Opinião

A guerra segue dentro de momentos

A guerra segue dentro de momentos

A partir de hoje, entre as nove e as 14 horas é possível sobreviver. Depois, volta o inferno até às nove horas do dia seguinte. Parece trecho de uma peça de teatro surrealista. Não é. É a guerra, dizemos nós. É o dia a dia da população síria, a partir de hoje. Por incrível que pareça, será melhor do que ontem. Dias terríveis: sem tréguas, apenas com bombas. Uma pausa humanitária, agora decretada pela Rússia, permite retirar os feridos e a chegada de ajuda a Ghouta - um enclave detido pelos rebeldes opositores ao regime de Bashar al-Assad Apenas uma pausa na guerra, apesar de no sábado, após longas horas de negociações, a Assembleia-Geral das Nações Unidas ter votado por unanimidade um cessar-fogo. Nada mais que isso. Indiferentes à decisão tomada em Nova Iorque, no dia seguinte as bombas continuaram a deflagrar, a vitimar civis. Desde o início desta ação militar, na passada semana, mais de 500 pessoas morreram em Ghouta, um enclave junto a Damasco.
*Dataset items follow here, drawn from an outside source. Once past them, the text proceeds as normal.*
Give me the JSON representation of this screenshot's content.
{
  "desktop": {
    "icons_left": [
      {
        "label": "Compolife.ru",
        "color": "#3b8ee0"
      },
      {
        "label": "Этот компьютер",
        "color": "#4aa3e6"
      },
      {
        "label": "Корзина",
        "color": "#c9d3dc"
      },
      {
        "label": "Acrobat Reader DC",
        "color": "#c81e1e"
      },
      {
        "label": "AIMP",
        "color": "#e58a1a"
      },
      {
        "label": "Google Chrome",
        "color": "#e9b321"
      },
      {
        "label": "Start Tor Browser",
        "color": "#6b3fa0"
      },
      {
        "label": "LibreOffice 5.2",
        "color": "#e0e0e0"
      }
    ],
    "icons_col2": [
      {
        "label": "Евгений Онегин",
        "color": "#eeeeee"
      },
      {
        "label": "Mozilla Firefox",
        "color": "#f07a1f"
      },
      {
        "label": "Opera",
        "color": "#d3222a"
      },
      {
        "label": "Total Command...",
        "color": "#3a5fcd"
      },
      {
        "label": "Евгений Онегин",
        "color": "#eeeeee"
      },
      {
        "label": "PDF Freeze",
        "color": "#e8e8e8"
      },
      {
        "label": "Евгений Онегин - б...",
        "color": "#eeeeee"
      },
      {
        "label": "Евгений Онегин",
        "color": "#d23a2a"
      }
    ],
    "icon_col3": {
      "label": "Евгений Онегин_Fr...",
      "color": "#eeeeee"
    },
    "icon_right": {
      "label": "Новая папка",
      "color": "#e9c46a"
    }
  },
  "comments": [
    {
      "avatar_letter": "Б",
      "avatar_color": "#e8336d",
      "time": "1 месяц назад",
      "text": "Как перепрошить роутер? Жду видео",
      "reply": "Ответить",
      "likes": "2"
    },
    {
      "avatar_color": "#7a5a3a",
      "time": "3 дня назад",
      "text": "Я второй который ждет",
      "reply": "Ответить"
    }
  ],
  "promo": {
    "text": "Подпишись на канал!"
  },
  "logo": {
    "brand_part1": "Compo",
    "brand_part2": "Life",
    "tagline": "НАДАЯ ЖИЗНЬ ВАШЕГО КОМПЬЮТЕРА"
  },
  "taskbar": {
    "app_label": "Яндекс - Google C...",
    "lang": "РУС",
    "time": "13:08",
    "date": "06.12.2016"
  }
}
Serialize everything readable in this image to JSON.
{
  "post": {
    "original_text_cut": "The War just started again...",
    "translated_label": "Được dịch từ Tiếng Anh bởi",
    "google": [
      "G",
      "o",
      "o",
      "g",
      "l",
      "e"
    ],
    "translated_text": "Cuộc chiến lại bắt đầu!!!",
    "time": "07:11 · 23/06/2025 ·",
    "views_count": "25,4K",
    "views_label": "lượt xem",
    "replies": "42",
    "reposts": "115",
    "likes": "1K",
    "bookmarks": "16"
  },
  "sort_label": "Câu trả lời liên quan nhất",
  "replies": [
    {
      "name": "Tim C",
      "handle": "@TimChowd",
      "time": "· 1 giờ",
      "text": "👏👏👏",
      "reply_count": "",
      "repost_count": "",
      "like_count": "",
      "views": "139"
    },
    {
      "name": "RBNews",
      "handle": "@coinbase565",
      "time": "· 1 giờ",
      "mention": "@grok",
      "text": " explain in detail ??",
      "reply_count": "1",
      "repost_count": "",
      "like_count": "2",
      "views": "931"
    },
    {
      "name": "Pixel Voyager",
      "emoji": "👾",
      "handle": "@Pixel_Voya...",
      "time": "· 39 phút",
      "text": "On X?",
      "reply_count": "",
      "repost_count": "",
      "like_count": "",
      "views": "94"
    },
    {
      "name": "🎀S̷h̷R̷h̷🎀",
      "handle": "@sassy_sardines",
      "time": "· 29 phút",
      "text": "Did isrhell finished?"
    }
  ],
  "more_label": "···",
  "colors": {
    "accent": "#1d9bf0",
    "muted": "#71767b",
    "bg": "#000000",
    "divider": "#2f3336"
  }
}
Na Síria falta tudo. Alimentos, água potável, medicamentos, fios para suturar os feridos, anestésicos... Os hospitais estão praticamente destruídos, pois nesta guerra infinda as mais elementares regras das convenções internacionais são violadas.

Os habitantes da cidade massacrada, uma entre muitas num país devastado, poderão viver aparentemente cinco horas de paz por dia. Até ao dia em que o corredor humanitário for interrompido pela intolerância de um povo irmão - ludibriado por interesses múltiplos - que se destrói.

A ONU votou por unanimidade, após uma forte resistência da Rússia, aliada do regime de Assad, um cessar-fogo. Mas não chegou a entrar em vigor: essa atitude, das partes envolvidas na guerra, não causa contudo qualquer espanto. A insignificância da Nações Unidas parece evidente, mostra-se incapaz de fazer cumprir a missão para a qual foi criada, a manutenção da paz. É cada vez mais um palco onde as nações, umas mais poderosas, destilam o seu cinismo. "Cada minuto que o Conselho de Segurança esperou pela Rússia, o sofrimento humano aumentou. Nos três dias que demoramos a acordar esta resolução, quantas mães perderam os seus filhos?". Pergunta estranha, sem dúvida, vinda de Nikki Haley, a embaixadora dos Estados Unidos na ONU. A mesma pergunta pode ser endereçada ao seu país. Neste conflito há inocentes, muitos, mas não são os que à distância deslocam as pedras no xadrez.